İşkence, cinsel istismar ve aile içi şiddette mağdur için tehlike genellikle saldırıdan sonra da sürer. İşkenceye uğramış olan bir hastanın ifadesi “Beni asıl etkileyen işkence değil, sonraki olaylar. Gözaltından çıktıktan sonra okuldan atıldım. Başka okullar beni kabul etmedi ve zar zor bir ilçede okul bulup, devam edebildim.” biçimindeydi. Aile içi şiddette olduğu gibi cinsel şiddette de saldırgan çoğunlukla mağdurun tanıdığı bir kişidir. Ayrıca saldırgan genellikle statü olarak mağdurdan daha yüksek düzeydedir ve sosyal çevre mağdurdan çok saldırgana destek olma eğilimindedir. Kişi saldırgandan uzaklaşmak için işinden, okulundan ya da sosyal çevresinden ayrılmak durumunda kalabilir. Bu durumda mağdurun çevresine ve kendine güvensizlik ve suçluluk hissinin kökeninde travmatik olayın kendisinin mi, yoksa ardından gelişen yine travmatik nitelikli sosyal olayların mı bulunduğunu ayırt etmek kolay değildir. Travma sonrası gelişen ruhsal sorunların kalıcılığının, travmatize kişiye sağlanan sosyal destekle ters orantılı olduğu bildirilmiştir. Tecavüze uğrayan kadınlarla yapılan bir araştırmada, düzenli bir eş ilişkisi olan mağdurlarda kalıcı ruhsal sorunlar gelişmediği saptanmıştır (Burgess ve Holmstrom, 1979). Savaştan sonra TSSB gelişen eski askerlerin gelişmeyenlere göre evlenme oranının düşük olduğu, evlilik ve aile sorunlarının da daha yoğun olduğu bildirilmiştir (Green ve Berlin 1987). Bu hasta grubunda sosyal destek olmayışı bir kısır döngüye yol açmaktadır. TSSB’lilerde yabancılaşma aileden uzaklaşmayı getirmekte, bu uzaklaşma da ruhsal sorunları şiddetlendirmektedir (Frye ve Stockton 1982; Keane ve ark. 1985).

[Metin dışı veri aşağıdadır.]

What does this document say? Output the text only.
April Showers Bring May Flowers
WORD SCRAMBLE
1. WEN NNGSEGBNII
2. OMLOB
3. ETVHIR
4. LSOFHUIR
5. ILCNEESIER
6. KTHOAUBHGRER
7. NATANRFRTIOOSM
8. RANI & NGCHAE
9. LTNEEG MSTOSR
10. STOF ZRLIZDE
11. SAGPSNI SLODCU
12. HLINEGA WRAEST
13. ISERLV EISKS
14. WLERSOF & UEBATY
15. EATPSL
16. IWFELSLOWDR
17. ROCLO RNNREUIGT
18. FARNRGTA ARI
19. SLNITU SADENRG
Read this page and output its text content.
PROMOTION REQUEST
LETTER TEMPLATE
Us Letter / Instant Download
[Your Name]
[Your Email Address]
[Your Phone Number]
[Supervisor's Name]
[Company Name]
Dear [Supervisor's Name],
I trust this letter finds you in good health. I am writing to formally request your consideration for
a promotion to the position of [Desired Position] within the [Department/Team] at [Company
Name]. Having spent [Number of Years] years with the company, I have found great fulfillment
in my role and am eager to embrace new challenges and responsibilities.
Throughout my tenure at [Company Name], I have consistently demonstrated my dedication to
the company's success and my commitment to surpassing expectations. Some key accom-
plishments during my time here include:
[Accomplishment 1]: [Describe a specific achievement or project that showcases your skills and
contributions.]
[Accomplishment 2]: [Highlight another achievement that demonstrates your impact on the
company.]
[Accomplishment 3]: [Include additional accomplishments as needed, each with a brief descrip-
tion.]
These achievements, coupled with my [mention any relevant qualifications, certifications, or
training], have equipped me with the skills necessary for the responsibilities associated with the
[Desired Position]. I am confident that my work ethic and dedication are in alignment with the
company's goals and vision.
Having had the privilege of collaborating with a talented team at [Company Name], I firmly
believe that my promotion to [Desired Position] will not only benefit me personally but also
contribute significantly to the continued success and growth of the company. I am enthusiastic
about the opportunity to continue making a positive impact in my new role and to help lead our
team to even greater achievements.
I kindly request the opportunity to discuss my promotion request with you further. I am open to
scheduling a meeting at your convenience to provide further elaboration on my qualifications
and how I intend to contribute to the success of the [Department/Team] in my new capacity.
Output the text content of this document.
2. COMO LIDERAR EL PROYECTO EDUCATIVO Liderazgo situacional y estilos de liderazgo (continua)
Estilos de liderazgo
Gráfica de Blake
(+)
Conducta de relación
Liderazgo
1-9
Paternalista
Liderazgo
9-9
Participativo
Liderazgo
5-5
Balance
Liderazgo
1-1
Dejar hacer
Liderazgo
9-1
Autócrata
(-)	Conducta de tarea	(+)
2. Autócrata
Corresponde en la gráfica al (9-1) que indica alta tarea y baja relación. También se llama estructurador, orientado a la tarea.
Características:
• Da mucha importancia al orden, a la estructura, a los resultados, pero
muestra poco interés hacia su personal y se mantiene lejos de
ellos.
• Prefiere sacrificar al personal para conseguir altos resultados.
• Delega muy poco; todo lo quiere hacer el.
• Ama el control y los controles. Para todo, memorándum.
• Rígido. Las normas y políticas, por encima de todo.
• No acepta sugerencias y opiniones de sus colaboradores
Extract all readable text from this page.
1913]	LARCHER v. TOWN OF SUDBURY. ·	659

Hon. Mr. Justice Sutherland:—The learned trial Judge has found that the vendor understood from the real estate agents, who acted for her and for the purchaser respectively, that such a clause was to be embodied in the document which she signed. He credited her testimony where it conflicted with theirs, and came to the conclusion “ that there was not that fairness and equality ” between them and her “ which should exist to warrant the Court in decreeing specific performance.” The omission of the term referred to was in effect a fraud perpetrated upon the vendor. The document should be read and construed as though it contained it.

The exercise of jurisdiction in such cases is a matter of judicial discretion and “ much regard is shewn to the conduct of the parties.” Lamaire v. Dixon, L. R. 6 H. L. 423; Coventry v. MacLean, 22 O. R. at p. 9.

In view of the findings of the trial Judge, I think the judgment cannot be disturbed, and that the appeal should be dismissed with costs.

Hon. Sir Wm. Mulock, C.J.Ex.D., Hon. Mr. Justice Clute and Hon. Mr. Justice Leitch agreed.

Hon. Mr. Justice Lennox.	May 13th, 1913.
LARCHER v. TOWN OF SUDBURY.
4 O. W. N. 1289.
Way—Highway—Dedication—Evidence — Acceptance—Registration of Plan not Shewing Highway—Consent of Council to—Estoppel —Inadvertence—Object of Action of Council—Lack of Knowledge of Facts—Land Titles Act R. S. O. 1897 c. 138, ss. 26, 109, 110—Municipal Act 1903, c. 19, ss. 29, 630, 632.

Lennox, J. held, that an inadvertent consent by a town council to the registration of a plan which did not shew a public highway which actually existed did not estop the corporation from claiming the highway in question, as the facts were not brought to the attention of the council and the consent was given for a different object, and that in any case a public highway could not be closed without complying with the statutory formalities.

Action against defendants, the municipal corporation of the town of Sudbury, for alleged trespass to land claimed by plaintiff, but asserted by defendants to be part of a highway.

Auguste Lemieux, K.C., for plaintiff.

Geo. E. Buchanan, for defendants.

Travmatik yaşantıyı başka insanlarla paylaşmak dünyayı anlamlı hissetmenin ön koşuludur. Bu süreçte kişi, yalnız yakın çevresinden değil, içinde bulunduğu toplumdan da destek arayışı içindedir. Kişinin aidiyet hissettiği toplum, travmanın çözülmesinde çok önemli etkiye sahiptir. Travmatize olan birey ve toplum arasındaki boşluğun onarımı, esas olarak travmatik olayın o toplumca onaylanması, ikinci olarak da toplumun davranışı tarafından belirlenir. Toplum kişinin travmatize olduğunu bir kere kabullenince, zarardan sorumluluk duyarak onarmaya çalışır. Toplumun iki tepkisi, fark etme ve onarım mağdurun travmatizasyonunun sağaltılması için gereklidir. Savaş sonrası bu gereksinim sivil halkın savaşı anlamlı bulması ve savaşın simgesi olan askerleri yüceltmesi ile giderilirken; cinsel saldırı, aile içi şiddet gibi durumlarda hukuk düzeyinde adaletin sağlanması önemlidir. Ancak pratikte, hak arama sürecinde mağdurun daha da travmatize edilebilmesi söz konusu olduğu için, tecavüzlerin çok az bir bölümü polise bildirilmektedir.